Fine words belie feeble (or worse) actions. And as Saunderson-Meyer scathingly, though accurately, noted, “ [O]rdinary South Africans, not just those in government but also in commerce, ask themselves: ‘If everyone else gets away with it, why shouldn’t I?’”

A killer question to which the president offers no reply.

Out of the blue (or so it seemed at first blush), the National Treasury issued a statement recently stating that there was “little to no risk of SA losing SWIFT access”.

SWIFT is the international payments system that is the lifeblood for international commerce and exporting, and our exclusion from it would in the words of one key economist, “deindustrialise South Africa because if you can’t trade, you can’t export when manufacturing companies close down, it’s gone”.

Unexplained by Treasury, their “reassurance” is in fact coupled to the passage through the US Congress of legislation to review US relations with South Africa, which contains a clause proposing the imposition of sanctions against individual ANC leaders (named, for example, in the Zondo report).
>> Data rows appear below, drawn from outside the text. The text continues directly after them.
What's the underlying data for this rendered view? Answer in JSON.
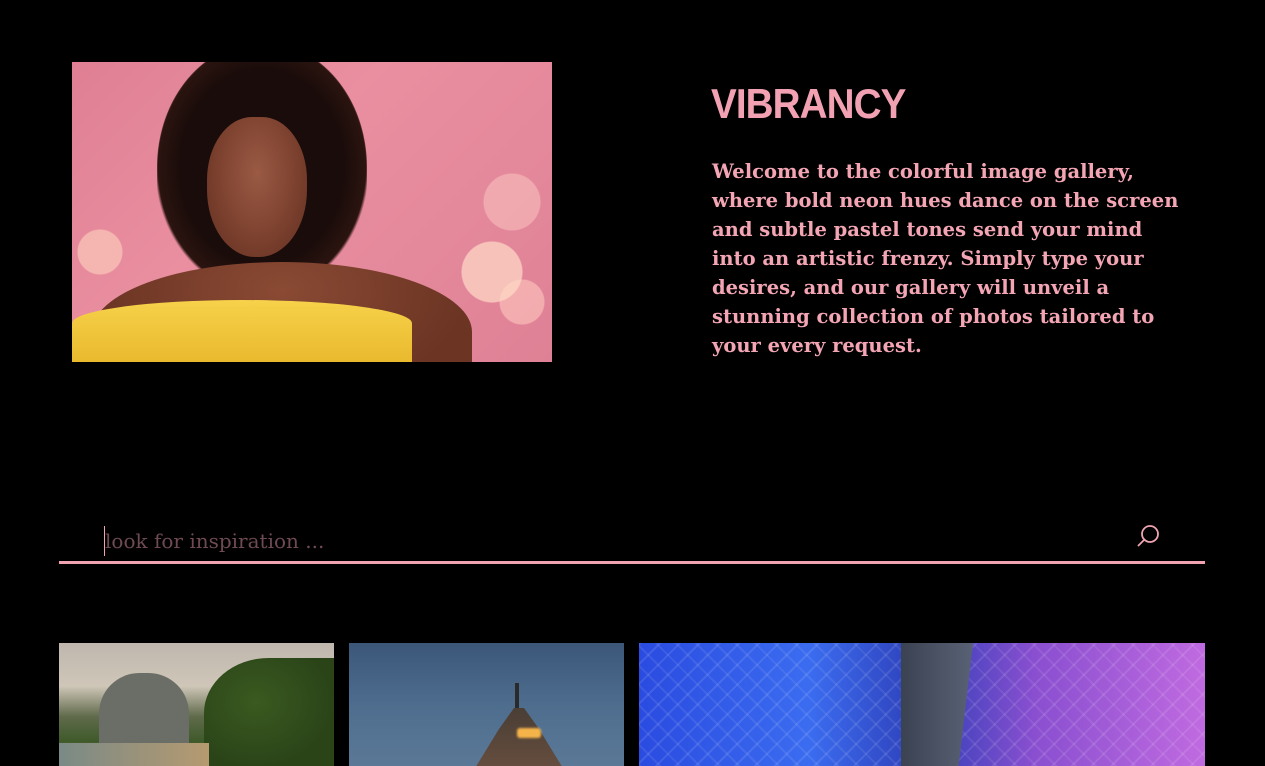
{
  "hero": {
    "title": "VIBRANCY",
    "intro": "Welcome to the colorful image gallery, where bold neon hues dance on the screen and subtle pastel tones send your mind into an artistic frenzy. Simply type your desires, and our gallery will unveil a stunning collection of photos tailored to your every request."
  },
  "search": {
    "placeholder": "look for inspiration ...",
    "value": "",
    "icon": "search-icon"
  },
  "colors": {
    "background": "#000000",
    "accent": "#f1a1b2"
  }
}
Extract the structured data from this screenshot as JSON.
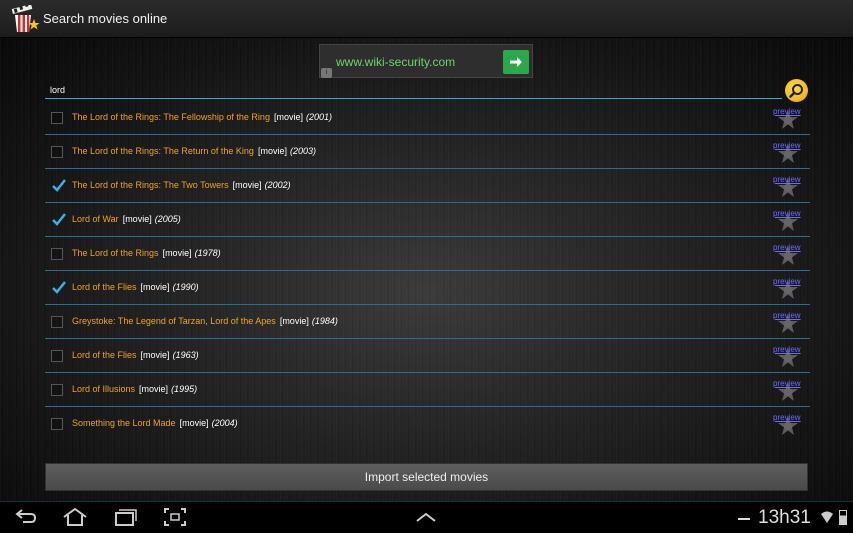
{
  "app": {
    "title": "Search movies online",
    "icon": "popcorn-clapperboard-icon"
  },
  "ad": {
    "text": "www.wiki-security.com",
    "info_icon": "info-icon",
    "go_icon": "arrow-right-icon",
    "go_color": "#2aa84a",
    "text_color": "#6fd36f"
  },
  "search": {
    "value": "lord",
    "placeholder": "",
    "button_icon": "search-icon",
    "accent": "#3aa6d9"
  },
  "results": [
    {
      "title": "The Lord of the Rings: The Fellowship of the Ring",
      "kind": "[movie]",
      "year": "(2001)",
      "checked": false,
      "preview_label": "preview"
    },
    {
      "title": "The Lord of the Rings: The Return of the King",
      "kind": "[movie]",
      "year": "(2003)",
      "checked": false,
      "preview_label": "preview"
    },
    {
      "title": "The Lord of the Rings: The Two Towers",
      "kind": "[movie]",
      "year": "(2002)",
      "checked": true,
      "preview_label": "preview"
    },
    {
      "title": "Lord of War",
      "kind": "[movie]",
      "year": "(2005)",
      "checked": true,
      "preview_label": "preview"
    },
    {
      "title": "The Lord of the Rings",
      "kind": "[movie]",
      "year": "(1978)",
      "checked": false,
      "preview_label": "preview"
    },
    {
      "title": "Lord of the Flies",
      "kind": "[movie]",
      "year": "(1990)",
      "checked": true,
      "preview_label": "preview"
    },
    {
      "title": "Greystoke: The Legend of Tarzan, Lord of the Apes",
      "kind": "[movie]",
      "year": "(1984)",
      "checked": false,
      "preview_label": "preview"
    },
    {
      "title": "Lord of the Flies",
      "kind": "[movie]",
      "year": "(1963)",
      "checked": false,
      "preview_label": "preview"
    },
    {
      "title": "Lord of Illusions",
      "kind": "[movie]",
      "year": "(1995)",
      "checked": false,
      "preview_label": "preview"
    },
    {
      "title": "Something the Lord Made",
      "kind": "[movie]",
      "year": "(2004)",
      "checked": false,
      "preview_label": "preview"
    }
  ],
  "import_button": {
    "label": "Import selected movies"
  },
  "system_bar": {
    "back_icon": "back-icon",
    "home_icon": "home-icon",
    "recent_icon": "recent-apps-icon",
    "screenshot_icon": "screenshot-icon",
    "expand_icon": "chevron-up-icon",
    "time": "13h31",
    "wifi_icon": "wifi-icon",
    "battery_icon": "battery-icon"
  },
  "colors": {
    "title_orange": "#f0a424",
    "check_blue": "#33b5e5",
    "divider": "#2a6f8f",
    "preview_link": "#6b6bff"
  }
}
If among those targeted are serving Cabinet ministers or deputies, the implications for our continued participation in the international payments system, such as SWIFT, move from “little to no risk” to red alert territory.

Meanwhile, in Britain, the number two Cabinet minister in the troubled government of Sir Keir Starmer resigned from all her offices after an investigation by the prime minister’s ethics advisor found that Angela Rayner underpaid transfer (stamp) duty on an apartment. Her fault was not one of dishonesty or corruption, according to the investigation, completed in just three days, but “for not seeking specific tax advice” for the property transaction when told to do so by her lawyers.

In corruption-soaked South Africa, such an investigation here and its conclusion would battle to make page 10 of a local newspaper. But at least our complacent president earns entry into the dictionary of political euphemisms for masterful understatement and impressive inactivity.